As for the blog title, traditional, representational painting is a language for expressing what’s visible. But I feel my work is the most successful, and most interesting, when focused on things not entirely visible. I paint what I see but also what I sense and feel by utilizing my interior and unseen world --- in other words, the invisible world. Plein air work or  studio work from photographs are only touchstones or landmarks which guide me to other inner spaces. By so doing, I find that I am pushing the boundaries between representational and abstract work.

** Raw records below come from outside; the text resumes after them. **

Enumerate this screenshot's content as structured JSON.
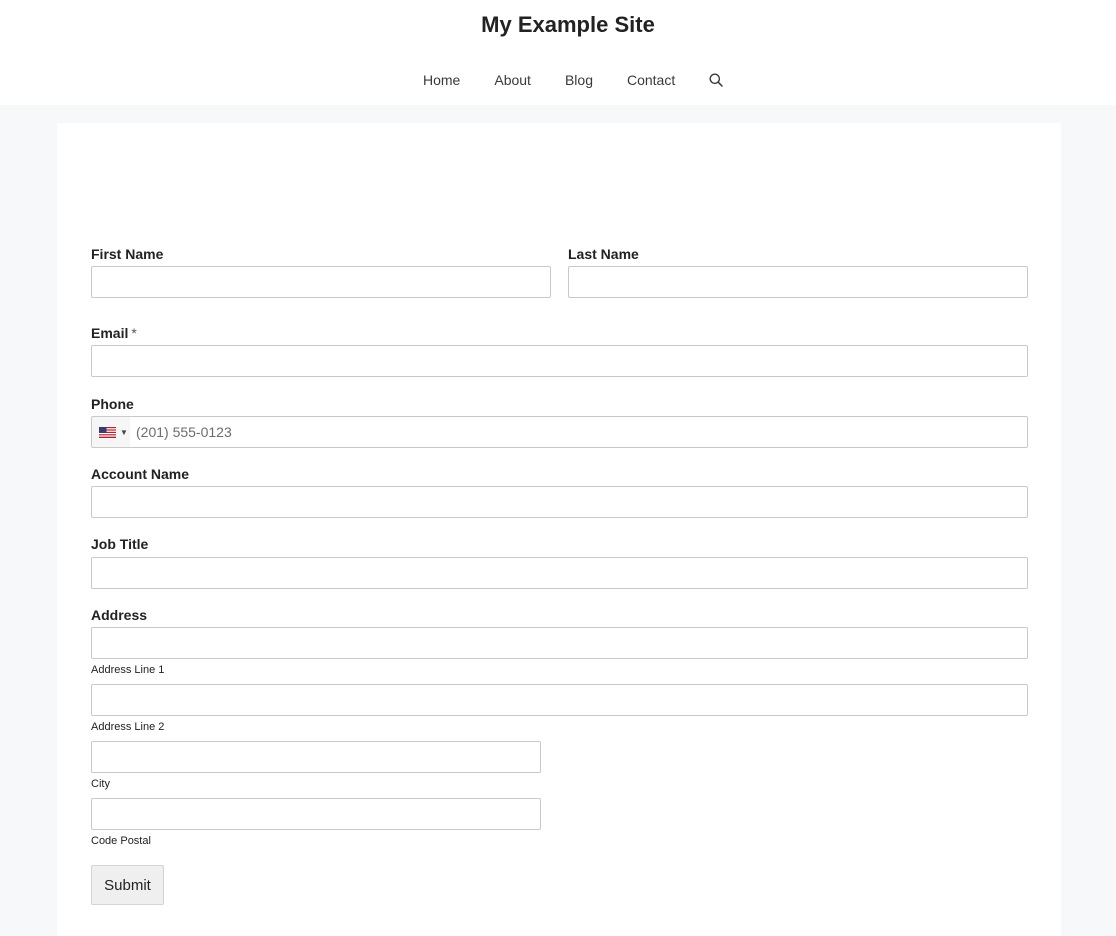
{
  "site": {
    "title": "My Example Site"
  },
  "nav": {
    "items": [
      {
        "label": "Home"
      },
      {
        "label": "About"
      },
      {
        "label": "Blog"
      },
      {
        "label": "Contact"
      }
    ],
    "search_icon": "search-icon"
  },
  "form": {
    "first_name": {
      "label": "First Name",
      "value": ""
    },
    "last_name": {
      "label": "Last Name",
      "value": ""
    },
    "email": {
      "label": "Email",
      "required_mark": "*",
      "value": ""
    },
    "phone": {
      "label": "Phone",
      "placeholder": "(201) 555-0123",
      "country_flag": "us-flag-icon",
      "value": ""
    },
    "account_name": {
      "label": "Account Name",
      "value": ""
    },
    "job_title": {
      "label": "Job Title",
      "value": ""
    },
    "address": {
      "label": "Address",
      "line1_sublabel": "Address Line 1",
      "line2_sublabel": "Address Line 2",
      "city_sublabel": "City",
      "postal_sublabel": "Code Postal"
    },
    "submit_label": "Submit"
  },
  "colors": {
    "page_background": "#f7f8f9",
    "card_background": "#ffffff",
    "input_border": "#c9c9c9",
    "button_background": "#efefef"
  }
}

You can enlarge the images in this blog by clicking on them.


Jan 13, 2011

More Snow!


Winter Country Road # 2    8" x 8"
Winter Country Road # 1      8" x 8"
When I moved to Vermont thirteen years ago, I very quickly changed my artistic focus from the figure and botanical work to landscape. Daily, I drew inspiration from the pattern, texture and emotion of the natural terrain which surrounded me, and it soon became the primary focus of my work. Moments in life are so fragile, never to return in quite the same way -- with these colors, in this light -- ever again. It is these special fleeting images –  a snow covered road or a skating pond at dusk -- and the emotion they engender, which I tried to capture in my winter landscapes.  Above two small oils over a tissue paper underlayment; and below Skating Pond at Dusk , a large (24" x 48") similarly composed piece.     


Skating Pond at Dusk     48" x 24"
                                                                                                                                                       



Yellow and Blue, 30" x 24"
White on White, 20" x 20"
As mentioned in the previous posting,  few years ago I expanded my subject matter  to include what I call “buildingscapes” -- the wonderful barns and farmhouses that are so closely identified with Vermont's agricultural image. The history and heritage of our state are so embodied in these buildings -- symbols of hard work and a rural way of life -- but these buildings are disappearing one by one throughout the state. Learning to see these buildings with a sense of both past and present with depth and sensitivity, to appreciate the subtleties of color and light as they play over our common, everyday buildings from the past, and to paint them without sentimentality  without postcard prettiness, was a central focus of that work. Painting them is my small way of helping to preserve an endangered species, to save a part of the legacy of Vermont before they are erased from the landscape forever. They were part of a featured artist show I had at the Chaffee Center for the Arts a few years back. 

1 comment:

  1. I love your buildings, all of them, but especially the "White on white" painting.